In Monday’s note, he called out other companies that might be better off separating or otherwise shuffling around the brands they already own. He said he would rather see more of that reshuffling than mergers to rein in costs.

“PepsiCo (PEP) and Campbell’s (CPB) strike us as the companies with the best opportunity to create value by splitting up,” he wrote. “Utz Brands (UTZ) would be a good combination with Campbell’s Snacks, in our opinion. Clorox’s (CLX) Hidden Valley Ranch brand belongs in the hands of a food company, not a bleach company from our perspective.”
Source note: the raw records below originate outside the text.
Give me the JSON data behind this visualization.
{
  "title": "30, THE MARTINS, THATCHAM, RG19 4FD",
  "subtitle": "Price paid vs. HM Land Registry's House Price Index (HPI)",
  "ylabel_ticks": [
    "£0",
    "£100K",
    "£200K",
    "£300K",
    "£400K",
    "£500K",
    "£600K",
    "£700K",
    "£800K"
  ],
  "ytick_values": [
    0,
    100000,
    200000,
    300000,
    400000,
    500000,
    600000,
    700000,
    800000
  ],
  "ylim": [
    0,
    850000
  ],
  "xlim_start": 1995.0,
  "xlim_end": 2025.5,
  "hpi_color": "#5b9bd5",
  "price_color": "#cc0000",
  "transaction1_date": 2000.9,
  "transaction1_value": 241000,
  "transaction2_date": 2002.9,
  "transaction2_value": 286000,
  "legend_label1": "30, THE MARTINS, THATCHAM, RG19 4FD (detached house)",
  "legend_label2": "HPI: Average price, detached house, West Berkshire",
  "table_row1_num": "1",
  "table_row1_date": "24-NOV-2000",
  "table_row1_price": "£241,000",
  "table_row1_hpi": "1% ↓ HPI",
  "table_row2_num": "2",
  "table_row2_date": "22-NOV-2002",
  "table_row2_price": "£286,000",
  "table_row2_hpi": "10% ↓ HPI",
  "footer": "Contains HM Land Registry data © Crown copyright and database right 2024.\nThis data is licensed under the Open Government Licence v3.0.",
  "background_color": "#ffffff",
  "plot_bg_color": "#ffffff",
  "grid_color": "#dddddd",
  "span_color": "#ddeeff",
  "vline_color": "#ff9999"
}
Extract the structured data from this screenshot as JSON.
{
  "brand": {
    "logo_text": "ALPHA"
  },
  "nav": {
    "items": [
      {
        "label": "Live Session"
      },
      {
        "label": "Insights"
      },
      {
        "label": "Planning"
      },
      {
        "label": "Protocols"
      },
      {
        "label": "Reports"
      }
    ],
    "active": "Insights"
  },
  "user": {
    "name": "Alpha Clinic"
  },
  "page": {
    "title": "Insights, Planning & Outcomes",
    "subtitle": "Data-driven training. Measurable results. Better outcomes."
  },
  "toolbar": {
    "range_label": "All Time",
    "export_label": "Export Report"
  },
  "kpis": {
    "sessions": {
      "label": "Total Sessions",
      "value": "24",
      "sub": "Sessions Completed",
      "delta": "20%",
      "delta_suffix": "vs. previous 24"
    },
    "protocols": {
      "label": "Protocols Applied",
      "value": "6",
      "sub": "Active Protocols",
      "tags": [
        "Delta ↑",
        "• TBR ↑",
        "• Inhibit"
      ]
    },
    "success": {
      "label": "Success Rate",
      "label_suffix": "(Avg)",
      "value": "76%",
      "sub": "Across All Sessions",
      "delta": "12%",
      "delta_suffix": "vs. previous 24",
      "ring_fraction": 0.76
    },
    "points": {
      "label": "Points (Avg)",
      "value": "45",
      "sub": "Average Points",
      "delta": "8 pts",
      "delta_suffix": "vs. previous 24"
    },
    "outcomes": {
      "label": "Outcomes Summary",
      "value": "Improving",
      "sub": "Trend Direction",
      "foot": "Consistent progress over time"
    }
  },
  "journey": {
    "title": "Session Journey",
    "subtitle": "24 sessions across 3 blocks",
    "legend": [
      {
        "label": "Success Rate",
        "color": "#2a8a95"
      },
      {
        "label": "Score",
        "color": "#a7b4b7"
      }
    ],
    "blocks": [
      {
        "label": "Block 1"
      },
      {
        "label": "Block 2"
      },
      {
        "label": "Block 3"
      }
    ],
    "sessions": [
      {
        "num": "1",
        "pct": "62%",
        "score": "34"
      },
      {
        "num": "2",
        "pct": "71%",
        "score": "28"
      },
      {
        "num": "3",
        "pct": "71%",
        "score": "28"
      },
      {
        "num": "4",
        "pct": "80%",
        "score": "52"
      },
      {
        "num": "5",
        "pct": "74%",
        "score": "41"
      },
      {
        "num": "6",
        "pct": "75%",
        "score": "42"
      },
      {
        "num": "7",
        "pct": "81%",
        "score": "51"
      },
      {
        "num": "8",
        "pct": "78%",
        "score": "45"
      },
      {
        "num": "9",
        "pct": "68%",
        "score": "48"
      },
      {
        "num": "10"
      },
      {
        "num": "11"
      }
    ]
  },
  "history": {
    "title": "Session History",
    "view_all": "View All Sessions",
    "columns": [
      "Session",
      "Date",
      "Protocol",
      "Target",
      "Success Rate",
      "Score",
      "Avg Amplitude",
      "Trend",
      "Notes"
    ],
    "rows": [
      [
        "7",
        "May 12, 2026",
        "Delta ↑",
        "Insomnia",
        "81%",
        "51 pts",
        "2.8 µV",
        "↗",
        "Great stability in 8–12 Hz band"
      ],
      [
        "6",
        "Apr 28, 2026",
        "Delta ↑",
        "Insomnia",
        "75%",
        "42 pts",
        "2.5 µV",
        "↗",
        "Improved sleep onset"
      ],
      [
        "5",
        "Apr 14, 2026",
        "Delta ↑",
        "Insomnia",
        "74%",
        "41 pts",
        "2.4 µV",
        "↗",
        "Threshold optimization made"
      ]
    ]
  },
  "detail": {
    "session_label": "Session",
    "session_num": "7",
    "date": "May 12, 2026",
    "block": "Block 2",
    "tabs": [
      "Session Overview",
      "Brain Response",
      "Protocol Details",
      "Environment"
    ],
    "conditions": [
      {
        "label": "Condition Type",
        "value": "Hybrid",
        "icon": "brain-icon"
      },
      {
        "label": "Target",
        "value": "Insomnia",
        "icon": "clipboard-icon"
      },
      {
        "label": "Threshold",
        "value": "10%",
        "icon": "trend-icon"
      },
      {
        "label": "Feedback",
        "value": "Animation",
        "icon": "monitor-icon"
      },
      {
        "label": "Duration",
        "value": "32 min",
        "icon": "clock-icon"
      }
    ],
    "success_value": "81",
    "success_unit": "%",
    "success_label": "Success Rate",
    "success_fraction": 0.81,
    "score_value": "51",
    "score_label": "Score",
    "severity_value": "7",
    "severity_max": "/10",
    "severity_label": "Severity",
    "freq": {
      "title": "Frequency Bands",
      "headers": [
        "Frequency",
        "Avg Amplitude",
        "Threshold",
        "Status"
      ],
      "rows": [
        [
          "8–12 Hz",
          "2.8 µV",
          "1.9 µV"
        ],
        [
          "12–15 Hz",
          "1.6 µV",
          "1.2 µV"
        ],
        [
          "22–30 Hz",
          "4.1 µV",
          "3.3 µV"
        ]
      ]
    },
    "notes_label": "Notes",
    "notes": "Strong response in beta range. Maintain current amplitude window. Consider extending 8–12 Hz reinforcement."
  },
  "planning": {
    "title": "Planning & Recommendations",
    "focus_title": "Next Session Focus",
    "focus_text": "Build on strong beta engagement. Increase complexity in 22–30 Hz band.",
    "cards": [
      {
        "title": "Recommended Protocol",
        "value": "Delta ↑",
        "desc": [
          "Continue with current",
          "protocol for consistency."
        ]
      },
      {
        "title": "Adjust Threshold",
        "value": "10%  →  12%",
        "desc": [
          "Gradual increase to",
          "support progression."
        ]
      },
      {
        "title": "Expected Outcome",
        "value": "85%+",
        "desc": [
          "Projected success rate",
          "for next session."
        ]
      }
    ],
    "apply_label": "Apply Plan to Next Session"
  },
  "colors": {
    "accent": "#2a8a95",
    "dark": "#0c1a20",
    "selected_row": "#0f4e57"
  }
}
“Conagra (CAG) and General Mills (GIS) both need to continue to shed brands, in our view,” he added. “Perhaps there is more news to come on these fronts.”

Elsewhere in the food industry, privately owned Mars Inc. wants to buy Kellanova (K), which owns snack foods like Cheez-Its, Pringles and Pop Tarts. In 2023, Kellanova, which was formerly known as Kellogg, broke off its North American cereal business into WK Kellogg Co. (KLG) This month, WK Kellogg – which makes Corn Flakes and Froot Loops – agreed to be acquired by Ferrero, which makes Ferrero Rocher candies and Nutella.

CFRA analyst Arun Sundaram on Monday also said more food companies could follow in Kraft Heinz’s path, assuming a separation occurs.

“Given ongoing sales softness and lackluster equity valuations across the industry, more packaged-food companies may pursue similar strategies to accelerate value creation, especially given limited visibility into when volume sales will return to growth,” he said.

“While high prices remain a key factor behind the ongoing volume softness, other forces may be at play as well, including the impact of weight-loss drugs (e.g., GLP-1s) and a broader consumer shift toward healthier food choices,” he continued.